No último dia 14, foi inaugurada em São Paulo a maior instituição de pesquisa brasileira focada em inteligência artificial. O centro, batizado de C4AI, é uma parceria entre a FAPESP (Fundação de Amparo à Pesquisa do Estado de São Paulo), a USP (Universidade de São Paulo) e a IBM, que colabora através da IBM’s AI Horizons Network (AIHN), uma rede de centros de pesquisa criada em 2016 para facilitar a colaboração na pesquisa e aplicação de IA entre universidades ao redor do mundo. Além do núcleo central no espaço InovaUSP (cuja foto ilustra esta publicação), localizado no campus Butantã de São Paulo da universidade, um centro secundário também estará presente no campus de São Carlos. Estão projetados investimentos de 20 milhões de dólares ao longo dos próximos 10 anos, e mais de 70 profissionais devem ser empregados.

O centro terá como objetivo principal desenvolver tecnologias de inteligência artificial em áreas de interesse da sociedade brasileira, estruturadas na forma de cinco projetos: NLP2: estado-da-arte no processamento de linguagem natural em português; KEML: machine learning enriquecido por conhecimento no estudo de oceanos; AgriBio: algoritmos aplicados à rede de produção de alimentos; GOML: métodos de grafo para diagnóstico e reabilitação de AVC; e AI Humanity: desenvolvimento de políticas públicas e discussão sobre o futuro do trabalho em países emergentes. O centro tem como missão declarada produzir e transferir as tecnologias relevantes para a sociedade, procurando formas de melhorar a qualidade de vida humana e incrementar diversidade e inclusão.

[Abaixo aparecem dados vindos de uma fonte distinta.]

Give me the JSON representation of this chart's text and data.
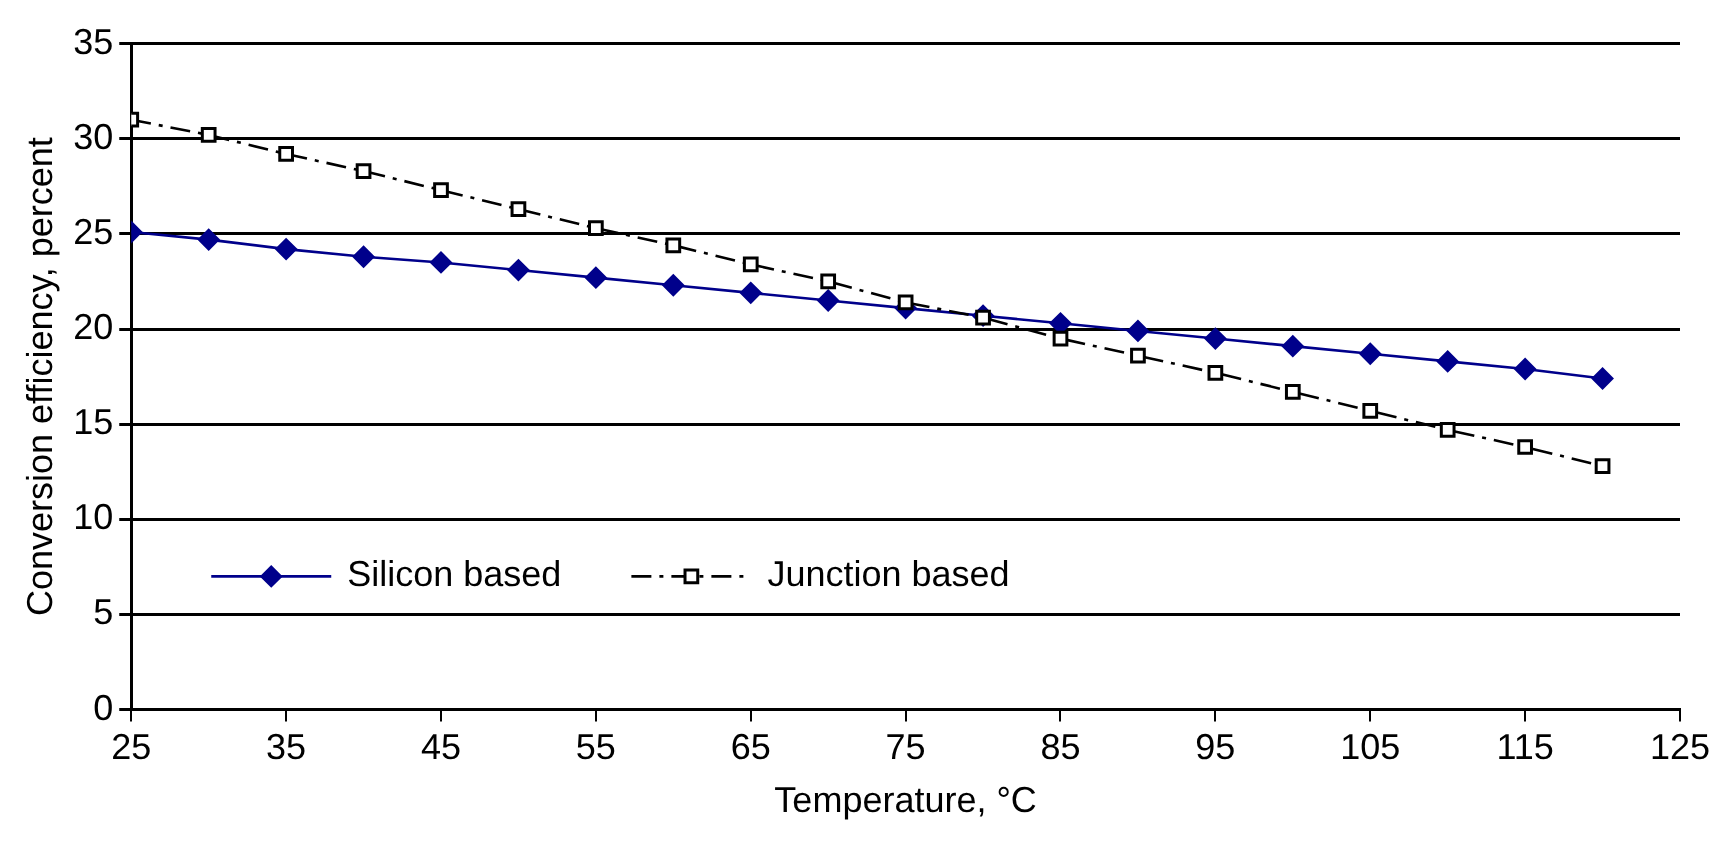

Além da pesquisa direta, o C4AI conta com uma equipe responsável por disseminar e educar sobre a inteligência artificial na sociedade, e outra que irá incentivar o uso de IA em empresas, buscando a remoção de barreiras e promoção de dados e códigos abertos. Três comitês de aconselhamento foram instaurados para auxiliar o centro a atingir as metas estabelecidas e promover uma cultura de excelência.

A inauguração do C4AI deve ajudar o Brasil a estruturar sua estratégia nacional para IA, que por sua vez é uma resposta a iniciativas similares lançadas por vários países. No momento em que a inteligência artificial começa a fazer parte cotidiana de nossas vidas, é importante discutir tópicos como o futuro do trabalho, a educação, a tributação, a pesquisa e desenvolvimento, e a ética relacionada à aplicação das tecnologias derivadas desse conceito disruptivo. O Brasil adere aos princípios estabelecidos pela Organização para Cooperação e Desenvolvimento Econômico (OECD), que estabelece que a inteligência artificial deve ser focada no ser humano, incorporando conceitos de transparência e explicabilidade. Tais princípios guiam as discussões sobre estratégias de IA ao redor de seis áreas principais: a qualificação para o mundo digital, a mão-de-obra do futuro, a pesquisa, desenvolvimento, inovação e empreendedorismo, as aplicações governamentais, as aplicações nos setores produtivos e a segurança do público.